Fierce Healthcare: (9/13) – Policymakers have introduced proposals to combat high and rising hospital prices, but focusing on high-concentration markets likely misses the mark. The majority of high-price hospitals are active in markets that meet federal definitions of low or moderate concentration, according to a recently published commercial claims review.
Health Affairs: (September 2021) – Authors including Michael Chernew and Leemore Dafny found that most high-price hospitals are in markets that would be deemed competitive or “moderately concentrated,” using antitrust guidelines. They argue that limiting policy actions to concentrated hospital markets, particularly when those markets are defined broadly, would likely result in poor targeting of high-price hospitals. Policies that target the undesired outcome of high price directly, whether as a trigger or as a screen for action, are likely to be more effective than those that limit action based on market concentration.
Morning Consult: (9/10) – Early action from the Administration points to hospital price transparency and heightened merger scrutiny as top priorities. President Biden laid out his broad antitrust agenda in an executive order in July that singled out rural hospital closures and higher hospital prices in markets with little competition as reasons to support stronger Federal Trade Commission (FTC) guidelines for healthcare mergers. As a result, the FTC appears to be taking more time to review details on proposed mergers that may have otherwise been cleared quickly or seen as “non-problematic.”
Healthcare Finance News: (9/10) – PEPC joined 16 other national healthcare organizations in urging Department of Health and Human Services Secretary Xavier Becerra to move forward on alternative payment models as part of its strategy to achieve health equity. In a letter sent to Becerra, the groups underscored how APMs routinely leverage multidisciplinary approaches to care, assess social risk, partner with community organizations to increase access to nonmedical services and leverage data to improve disparities in patient outcomes.
MedCity News: (9/9) – In a recent survey, approximately 75 percent of employers said they plan to ramp up their implementation of value-based care models over the next three years, with many indicating they are exploring virtual care partnerships. Other goals include: Match members with experts best suited to their medical needs—and not just locally; Deliver faster, more efficient care, along with improved patient experiences; and Reduce disparities in care that affect ethnic and social minorities.

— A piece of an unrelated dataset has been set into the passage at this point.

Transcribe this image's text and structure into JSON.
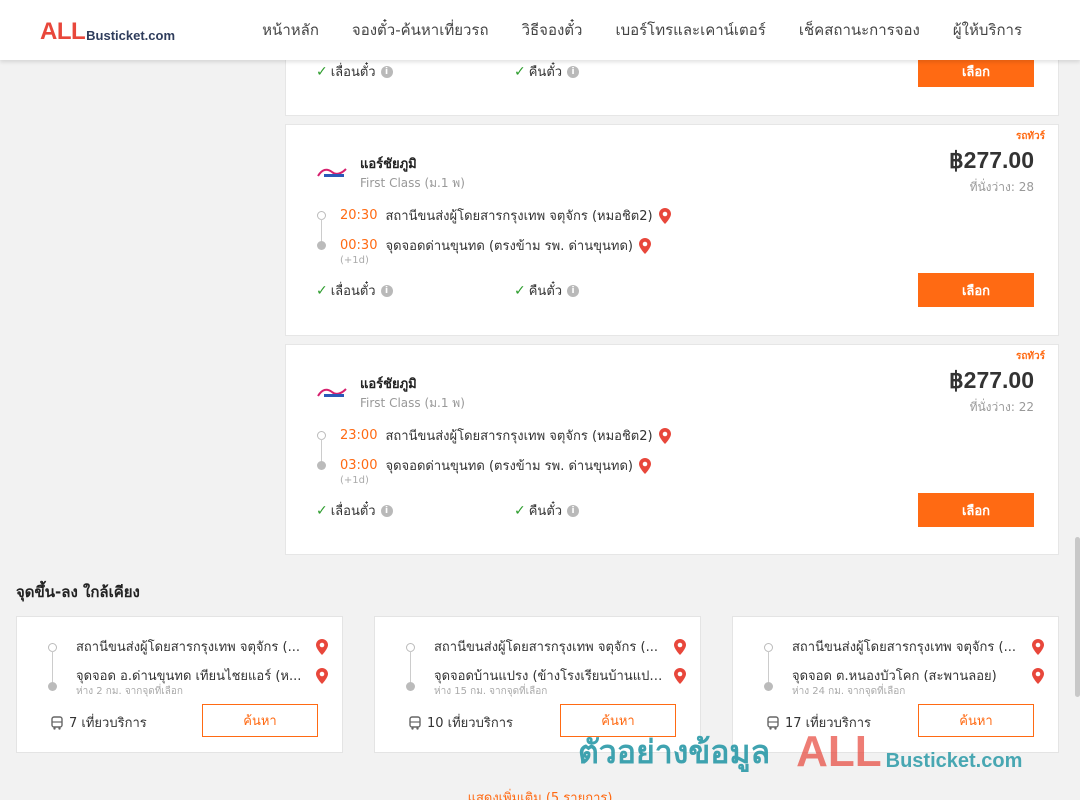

Fierce Healthcare: (9/9) – The Department of Health and Human Services (HHS) wants to test models that would pay drugs based on their clinical value as part of a new plan to tackle high prices.The plan lays out several administrative tools the agency plans to take to address high prices. It also calls on Congress to adopt several reforms such as giving Medicare price negotiation authority and cap Part D catastrophic spending.

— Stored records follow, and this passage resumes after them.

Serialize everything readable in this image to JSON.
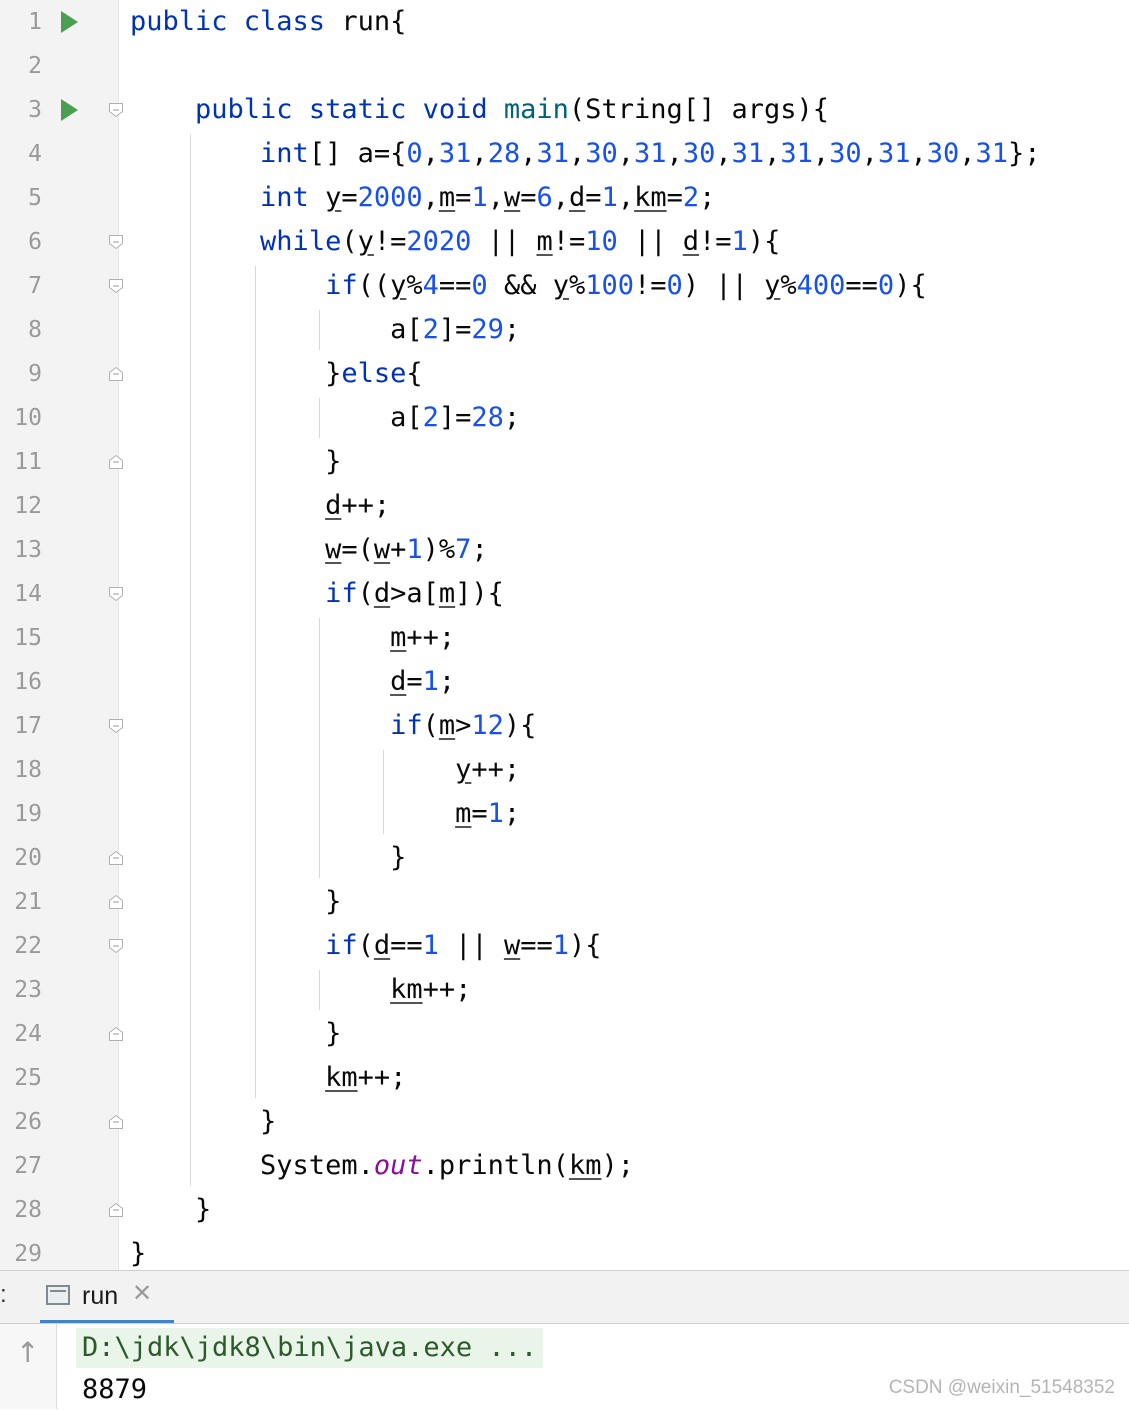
{
  "editor": {
    "line_numbers": [
      "1",
      "2",
      "3",
      "4",
      "5",
      "6",
      "7",
      "8",
      "9",
      "10",
      "11",
      "12",
      "13",
      "14",
      "15",
      "16",
      "17",
      "18",
      "19",
      "20",
      "21",
      "22",
      "23",
      "24",
      "25",
      "26",
      "27",
      "28",
      "29"
    ],
    "lines": [
      [
        {
          "t": "public class ",
          "c": "kw"
        },
        {
          "t": "run{",
          "c": ""
        }
      ],
      [],
      [
        {
          "t": "    ",
          "c": ""
        },
        {
          "t": "public static void ",
          "c": "kw"
        },
        {
          "t": "main",
          "c": "fn"
        },
        {
          "t": "(String[] args){",
          "c": ""
        }
      ],
      [
        {
          "t": "        ",
          "c": ""
        },
        {
          "t": "int",
          "c": "kw"
        },
        {
          "t": "[] a={",
          "c": ""
        },
        {
          "t": "0",
          "c": "num"
        },
        {
          "t": ",",
          "c": ""
        },
        {
          "t": "31",
          "c": "num"
        },
        {
          "t": ",",
          "c": ""
        },
        {
          "t": "28",
          "c": "num"
        },
        {
          "t": ",",
          "c": ""
        },
        {
          "t": "31",
          "c": "num"
        },
        {
          "t": ",",
          "c": ""
        },
        {
          "t": "30",
          "c": "num"
        },
        {
          "t": ",",
          "c": ""
        },
        {
          "t": "31",
          "c": "num"
        },
        {
          "t": ",",
          "c": ""
        },
        {
          "t": "30",
          "c": "num"
        },
        {
          "t": ",",
          "c": ""
        },
        {
          "t": "31",
          "c": "num"
        },
        {
          "t": ",",
          "c": ""
        },
        {
          "t": "31",
          "c": "num"
        },
        {
          "t": ",",
          "c": ""
        },
        {
          "t": "30",
          "c": "num"
        },
        {
          "t": ",",
          "c": ""
        },
        {
          "t": "31",
          "c": "num"
        },
        {
          "t": ",",
          "c": ""
        },
        {
          "t": "30",
          "c": "num"
        },
        {
          "t": ",",
          "c": ""
        },
        {
          "t": "31",
          "c": "num"
        },
        {
          "t": "};",
          "c": ""
        }
      ],
      [
        {
          "t": "        ",
          "c": ""
        },
        {
          "t": "int ",
          "c": "kw"
        },
        {
          "t": "y",
          "c": "u"
        },
        {
          "t": "=",
          "c": ""
        },
        {
          "t": "2000",
          "c": "num"
        },
        {
          "t": ",",
          "c": ""
        },
        {
          "t": "m",
          "c": "u"
        },
        {
          "t": "=",
          "c": ""
        },
        {
          "t": "1",
          "c": "num"
        },
        {
          "t": ",",
          "c": ""
        },
        {
          "t": "w",
          "c": "u"
        },
        {
          "t": "=",
          "c": ""
        },
        {
          "t": "6",
          "c": "num"
        },
        {
          "t": ",",
          "c": ""
        },
        {
          "t": "d",
          "c": "u"
        },
        {
          "t": "=",
          "c": ""
        },
        {
          "t": "1",
          "c": "num"
        },
        {
          "t": ",",
          "c": ""
        },
        {
          "t": "km",
          "c": "u"
        },
        {
          "t": "=",
          "c": ""
        },
        {
          "t": "2",
          "c": "num"
        },
        {
          "t": ";",
          "c": ""
        }
      ],
      [
        {
          "t": "        ",
          "c": ""
        },
        {
          "t": "while",
          "c": "kw"
        },
        {
          "t": "(",
          "c": ""
        },
        {
          "t": "y",
          "c": "u"
        },
        {
          "t": "!=",
          "c": ""
        },
        {
          "t": "2020",
          "c": "num"
        },
        {
          "t": " || ",
          "c": ""
        },
        {
          "t": "m",
          "c": "u"
        },
        {
          "t": "!=",
          "c": ""
        },
        {
          "t": "10",
          "c": "num"
        },
        {
          "t": " || ",
          "c": ""
        },
        {
          "t": "d",
          "c": "u"
        },
        {
          "t": "!=",
          "c": ""
        },
        {
          "t": "1",
          "c": "num"
        },
        {
          "t": "){",
          "c": ""
        }
      ],
      [
        {
          "t": "            ",
          "c": ""
        },
        {
          "t": "if",
          "c": "kw"
        },
        {
          "t": "((",
          "c": ""
        },
        {
          "t": "y",
          "c": "u"
        },
        {
          "t": "%",
          "c": ""
        },
        {
          "t": "4",
          "c": "num"
        },
        {
          "t": "==",
          "c": ""
        },
        {
          "t": "0",
          "c": "num"
        },
        {
          "t": " && ",
          "c": ""
        },
        {
          "t": "y",
          "c": "u"
        },
        {
          "t": "%",
          "c": ""
        },
        {
          "t": "100",
          "c": "num"
        },
        {
          "t": "!=",
          "c": ""
        },
        {
          "t": "0",
          "c": "num"
        },
        {
          "t": ") || ",
          "c": ""
        },
        {
          "t": "y",
          "c": "u"
        },
        {
          "t": "%",
          "c": ""
        },
        {
          "t": "400",
          "c": "num"
        },
        {
          "t": "==",
          "c": ""
        },
        {
          "t": "0",
          "c": "num"
        },
        {
          "t": "){",
          "c": ""
        }
      ],
      [
        {
          "t": "                a[",
          "c": ""
        },
        {
          "t": "2",
          "c": "num"
        },
        {
          "t": "]=",
          "c": ""
        },
        {
          "t": "29",
          "c": "num"
        },
        {
          "t": ";",
          "c": ""
        }
      ],
      [
        {
          "t": "            }",
          "c": ""
        },
        {
          "t": "else",
          "c": "kw"
        },
        {
          "t": "{",
          "c": ""
        }
      ],
      [
        {
          "t": "                a[",
          "c": ""
        },
        {
          "t": "2",
          "c": "num"
        },
        {
          "t": "]=",
          "c": ""
        },
        {
          "t": "28",
          "c": "num"
        },
        {
          "t": ";",
          "c": ""
        }
      ],
      [
        {
          "t": "            }",
          "c": ""
        }
      ],
      [
        {
          "t": "            ",
          "c": ""
        },
        {
          "t": "d",
          "c": "u"
        },
        {
          "t": "++;",
          "c": ""
        }
      ],
      [
        {
          "t": "            ",
          "c": ""
        },
        {
          "t": "w",
          "c": "u"
        },
        {
          "t": "=(",
          "c": ""
        },
        {
          "t": "w",
          "c": "u"
        },
        {
          "t": "+",
          "c": ""
        },
        {
          "t": "1",
          "c": "num"
        },
        {
          "t": ")%",
          "c": ""
        },
        {
          "t": "7",
          "c": "num"
        },
        {
          "t": ";",
          "c": ""
        }
      ],
      [
        {
          "t": "            ",
          "c": ""
        },
        {
          "t": "if",
          "c": "kw"
        },
        {
          "t": "(",
          "c": ""
        },
        {
          "t": "d",
          "c": "u"
        },
        {
          "t": ">a[",
          "c": ""
        },
        {
          "t": "m",
          "c": "u"
        },
        {
          "t": "]){",
          "c": ""
        }
      ],
      [
        {
          "t": "                ",
          "c": ""
        },
        {
          "t": "m",
          "c": "u"
        },
        {
          "t": "++;",
          "c": ""
        }
      ],
      [
        {
          "t": "                ",
          "c": ""
        },
        {
          "t": "d",
          "c": "u"
        },
        {
          "t": "=",
          "c": ""
        },
        {
          "t": "1",
          "c": "num"
        },
        {
          "t": ";",
          "c": ""
        }
      ],
      [
        {
          "t": "                ",
          "c": ""
        },
        {
          "t": "if",
          "c": "kw"
        },
        {
          "t": "(",
          "c": ""
        },
        {
          "t": "m",
          "c": "u"
        },
        {
          "t": ">",
          "c": ""
        },
        {
          "t": "12",
          "c": "num"
        },
        {
          "t": "){",
          "c": ""
        }
      ],
      [
        {
          "t": "                    ",
          "c": ""
        },
        {
          "t": "y",
          "c": "u"
        },
        {
          "t": "++;",
          "c": ""
        }
      ],
      [
        {
          "t": "                    ",
          "c": ""
        },
        {
          "t": "m",
          "c": "u"
        },
        {
          "t": "=",
          "c": ""
        },
        {
          "t": "1",
          "c": "num"
        },
        {
          "t": ";",
          "c": ""
        }
      ],
      [
        {
          "t": "                }",
          "c": ""
        }
      ],
      [
        {
          "t": "            }",
          "c": ""
        }
      ],
      [
        {
          "t": "            ",
          "c": ""
        },
        {
          "t": "if",
          "c": "kw"
        },
        {
          "t": "(",
          "c": ""
        },
        {
          "t": "d",
          "c": "u"
        },
        {
          "t": "==",
          "c": ""
        },
        {
          "t": "1",
          "c": "num"
        },
        {
          "t": " || ",
          "c": ""
        },
        {
          "t": "w",
          "c": "u"
        },
        {
          "t": "==",
          "c": ""
        },
        {
          "t": "1",
          "c": "num"
        },
        {
          "t": "){",
          "c": ""
        }
      ],
      [
        {
          "t": "                ",
          "c": ""
        },
        {
          "t": "km",
          "c": "u"
        },
        {
          "t": "++;",
          "c": ""
        }
      ],
      [
        {
          "t": "            }",
          "c": ""
        }
      ],
      [
        {
          "t": "            ",
          "c": ""
        },
        {
          "t": "km",
          "c": "u"
        },
        {
          "t": "++;",
          "c": ""
        }
      ],
      [
        {
          "t": "        }",
          "c": ""
        }
      ],
      [
        {
          "t": "        System.",
          "c": ""
        },
        {
          "t": "out",
          "c": "fld"
        },
        {
          "t": ".println(",
          "c": ""
        },
        {
          "t": "km",
          "c": "u"
        },
        {
          "t": ");",
          "c": ""
        }
      ],
      [
        {
          "t": "    }",
          "c": ""
        }
      ],
      [
        {
          "t": "}",
          "c": ""
        }
      ]
    ],
    "run_lines": [
      1,
      3
    ],
    "fold_open_lines": [
      3,
      6,
      7,
      14,
      17,
      22
    ],
    "fold_close_lines": [
      9,
      11,
      20,
      21,
      24,
      26,
      28
    ]
  },
  "run_panel": {
    "colon": ":",
    "tab_label": "run",
    "tab_close": "✕",
    "up_arrow": "↑"
  },
  "console": {
    "command": "D:\\jdk\\jdk8\\bin\\java.exe ...",
    "output": "8879"
  },
  "watermark": "CSDN @weixin_51548352",
  "colors": {
    "keyword": "#0033b3",
    "number": "#1750eb",
    "method": "#00627a",
    "static_field": "#871094",
    "run_icon": "#4a9f53",
    "tab_underline": "#4083c9"
  }
}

Managed Healthcare Executive: (9/8) – To reduce the cost of care and improve health outcomes for their members, the authors argue payers will have to take a more active approach to value-based care by leveraging data to find targeted opportunities, collaborating with providers, and supporting investment in medical technology.

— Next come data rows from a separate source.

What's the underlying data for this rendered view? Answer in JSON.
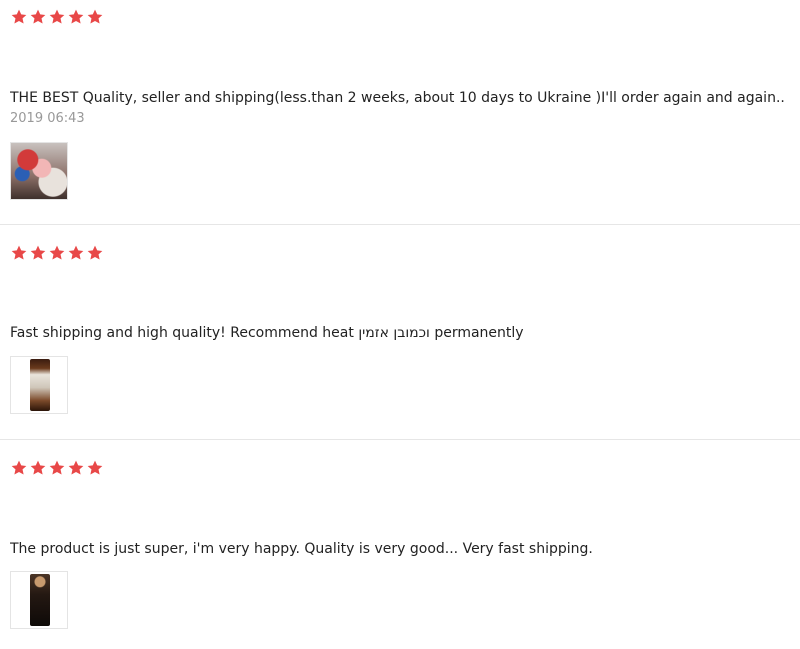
{
  "accent_color": "#e84848",
  "star_icon": "star-icon",
  "reviews": [
    {
      "rating": 5,
      "text": "THE BEST Quality, seller and shipping(less.than 2 weeks, about 10 days to Ukraine )I'll order again and again..",
      "date": "2019 06:43",
      "photo_count": 1
    },
    {
      "rating": 5,
      "text": "Fast shipping and high quality! Recommend heat וכמובן אזמין permanently",
      "photo_count": 1
    },
    {
      "rating": 5,
      "text": "The product is just super, i'm very happy. Quality is very good... Very fast shipping.",
      "photo_count": 1
    }
  ]
}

Modern Healthcare: (9/8) – The Centers for Medicare and Medicaid Services will turn a skeptical eye toward venture capital and private equity investments in healthcare and demand greater transparency, a key agency official said Wednesday. Pauline Lapin, director of the Center for Medicaid and Medicaid Innovation's Seamless Care Models Group, said Officials worry patients won't get the care they need if investors are only in healthcare to collect government money.